Le reste de l’immeuble n’est pas occupé par des gens plus saints d’esprit, et il s’avère même être un véritable asile de fous. Les habitants y sont plus invraisemblables les uns que les autres : un voisin aboie par sa fenêtre en espérant recevoir une réponse de la part du chien d’un membre d’une secte étrange qui squatte l’atelier. Fallait-il vraiment alourdir le film des révélations tragiques de Stéphane, l’ancien footballeur pro devenu toxico et voleur de vélos à la suite d’une blessure grave ? Le côté mélodramatique étant déjà assuré par Antoine et Mathilde, la profondeur accordée à ce personnage interprété par Pio Marmaï parait peu utile.
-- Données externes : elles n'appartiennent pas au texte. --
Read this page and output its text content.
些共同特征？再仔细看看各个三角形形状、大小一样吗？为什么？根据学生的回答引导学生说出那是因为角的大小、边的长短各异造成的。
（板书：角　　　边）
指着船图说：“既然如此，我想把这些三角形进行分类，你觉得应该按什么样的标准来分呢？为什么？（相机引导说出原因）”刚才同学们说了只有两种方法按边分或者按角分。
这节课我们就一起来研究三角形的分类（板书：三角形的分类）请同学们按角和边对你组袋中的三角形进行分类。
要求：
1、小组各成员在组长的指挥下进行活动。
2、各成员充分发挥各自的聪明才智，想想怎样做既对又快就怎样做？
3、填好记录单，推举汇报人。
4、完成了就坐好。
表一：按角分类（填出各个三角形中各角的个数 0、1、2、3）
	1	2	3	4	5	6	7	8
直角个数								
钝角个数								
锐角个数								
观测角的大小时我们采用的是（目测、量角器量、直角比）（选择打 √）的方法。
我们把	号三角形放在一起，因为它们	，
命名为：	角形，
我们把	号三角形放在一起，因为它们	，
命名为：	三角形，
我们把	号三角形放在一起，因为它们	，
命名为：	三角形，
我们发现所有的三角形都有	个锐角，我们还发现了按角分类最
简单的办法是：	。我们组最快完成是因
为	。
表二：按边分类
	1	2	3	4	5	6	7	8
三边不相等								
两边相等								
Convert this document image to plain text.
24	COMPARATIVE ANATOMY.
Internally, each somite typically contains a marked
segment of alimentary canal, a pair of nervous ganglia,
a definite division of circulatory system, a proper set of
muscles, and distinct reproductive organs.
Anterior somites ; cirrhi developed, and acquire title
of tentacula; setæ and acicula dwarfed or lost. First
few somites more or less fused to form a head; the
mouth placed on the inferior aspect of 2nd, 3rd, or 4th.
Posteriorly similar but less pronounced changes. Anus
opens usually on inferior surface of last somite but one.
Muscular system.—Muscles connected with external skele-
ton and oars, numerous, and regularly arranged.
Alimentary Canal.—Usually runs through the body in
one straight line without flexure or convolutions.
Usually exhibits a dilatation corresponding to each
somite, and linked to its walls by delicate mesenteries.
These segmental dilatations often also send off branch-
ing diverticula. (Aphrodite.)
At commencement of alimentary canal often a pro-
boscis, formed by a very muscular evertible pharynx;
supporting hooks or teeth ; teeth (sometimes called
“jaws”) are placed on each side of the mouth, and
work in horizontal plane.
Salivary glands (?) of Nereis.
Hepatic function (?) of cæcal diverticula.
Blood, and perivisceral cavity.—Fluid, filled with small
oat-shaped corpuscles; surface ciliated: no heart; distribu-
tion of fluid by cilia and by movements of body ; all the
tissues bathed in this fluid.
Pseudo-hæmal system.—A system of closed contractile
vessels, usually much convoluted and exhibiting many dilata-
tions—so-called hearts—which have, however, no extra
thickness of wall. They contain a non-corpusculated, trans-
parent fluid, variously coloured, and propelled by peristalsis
Finalement, Pierre Salvadori nous offre une tragicomédie mélancolique et amère, dont tout le charme repose sur le couple formé par Gustave Kervern et Catherine Deneuve. Quelques faiblesses sont à observer du côté d’un scénario qui peine parfois à avancer, mais les dialogues intelligemment écrits font de Dans la cour un film à la fois drôle et profond.

 

Vu le 18 Avril 2014, à l’UGC Ciné Cité des Halles.

Note de Noodles:

Critique de Tootpadu

Le métier de gardien d’immeuble est en voie d’extinction. Alors que le cinéma français se complaît encore à colporter le mythe de la bonne âme de la copropriété, la réalité des villes d’aujourd’hui est d’ores et déjà plus impersonnelle, avec des sociétés opportunistes qui font travailler sans relâche de jeunes immigrés africains. Or, ce n’est pas vraiment l’occupation du protagoniste qui est au cœur du huitième film de Pierre Salvadori. Elle est au mieux un prétexte pour permettre à deux personnages atteints d’un léger grain de folie de se rencontrer. De même, la vie de quartier ne brille pas non plus par son exubérance insouciante, comme cela a pu être le cas un arrondissement plus au sud et dix-huit ans plus tôt dans Chacun cherche son chat de Cédric Klapisch. Alors que Garance Clavel, la vedette de ce dernier fait une apparition aussi tardive que fantomatique ici, Dans la cour est avant tout un film porté sur la mélancolie.

Personne ne brille par une perfection excessive au fil d’un récit, qui met plutôt un point d’honneur à accompagner avec beaucoup de sympathie les petites fêlures des personnages. L’ordre y est perçu tel un intrus, à l’image de ce voisin passablement coincé qui cherche à le faire respecter sans trop se mouiller. Cela ne veut pas dire que le concierge Antoine fait régner un bordel pas possible entre les murs de cet immeuble très ordinaire. Toutefois, le scénario met régulièrement l’accent sur ces moments de flottement, voire d’égarement, comme les arrêts maladie officieux, provoqués par une consommation soutenue de substances plus ou moins légales. Ce sont les petites failles et les erreurs sans trop de gravité qui subjuguent ici, au détriment d’une intrigue que l’on aurait aimé un peu moins déboussolée que ces locataires et leur gardien en pleine perte de repères.

La majesté de l’imperfection que le film défend avec détermination, elle se cristallise le plus précisément dans le personnage de Mathilde, un rôle de grand-mère qui fait fi des vestiges de beauté souveraine auxquels Catherine Deneuve a tendance à s’accrocher encore de temps à autre. Les ravages mentaux de la vieillesse et du nouveau train de vie propre à la retraite lui confèrent une tristesse et une impuissance qui trouvent leur seul et unique refuge auprès d’Antoine, un vieillard avant l’heure qui ne s’étonne plus de rien. Ce détachement presque maladif s’accorde parfaitement à l’investissement hystérique de Mathilde dans une cause que seuls les esprits les plus farfelus du quartier osent partager avec elle.

Enfin, la mise en scène dispose de suffisamment de noblesse pour ne jamais se moquer des écarts de conduite des personnages. Elle s’emploie au contraire à cultiver sans excès une certaine tradition de l’absurde à forte influence humaine. Même si pareille communauté d’habitation est en voie de disparition, ce film s’évertue à souligner la facette la plus touchante de la bêtise humaine, celle qui pardonne même les aberrations les plus insensées. Car celle-là, croyez-y sans crainte, est faite pour durer, de préférence dans le monde de la fiction, où elle ne nous incite point à nous arracher les cheveux face à tant d’ineptie.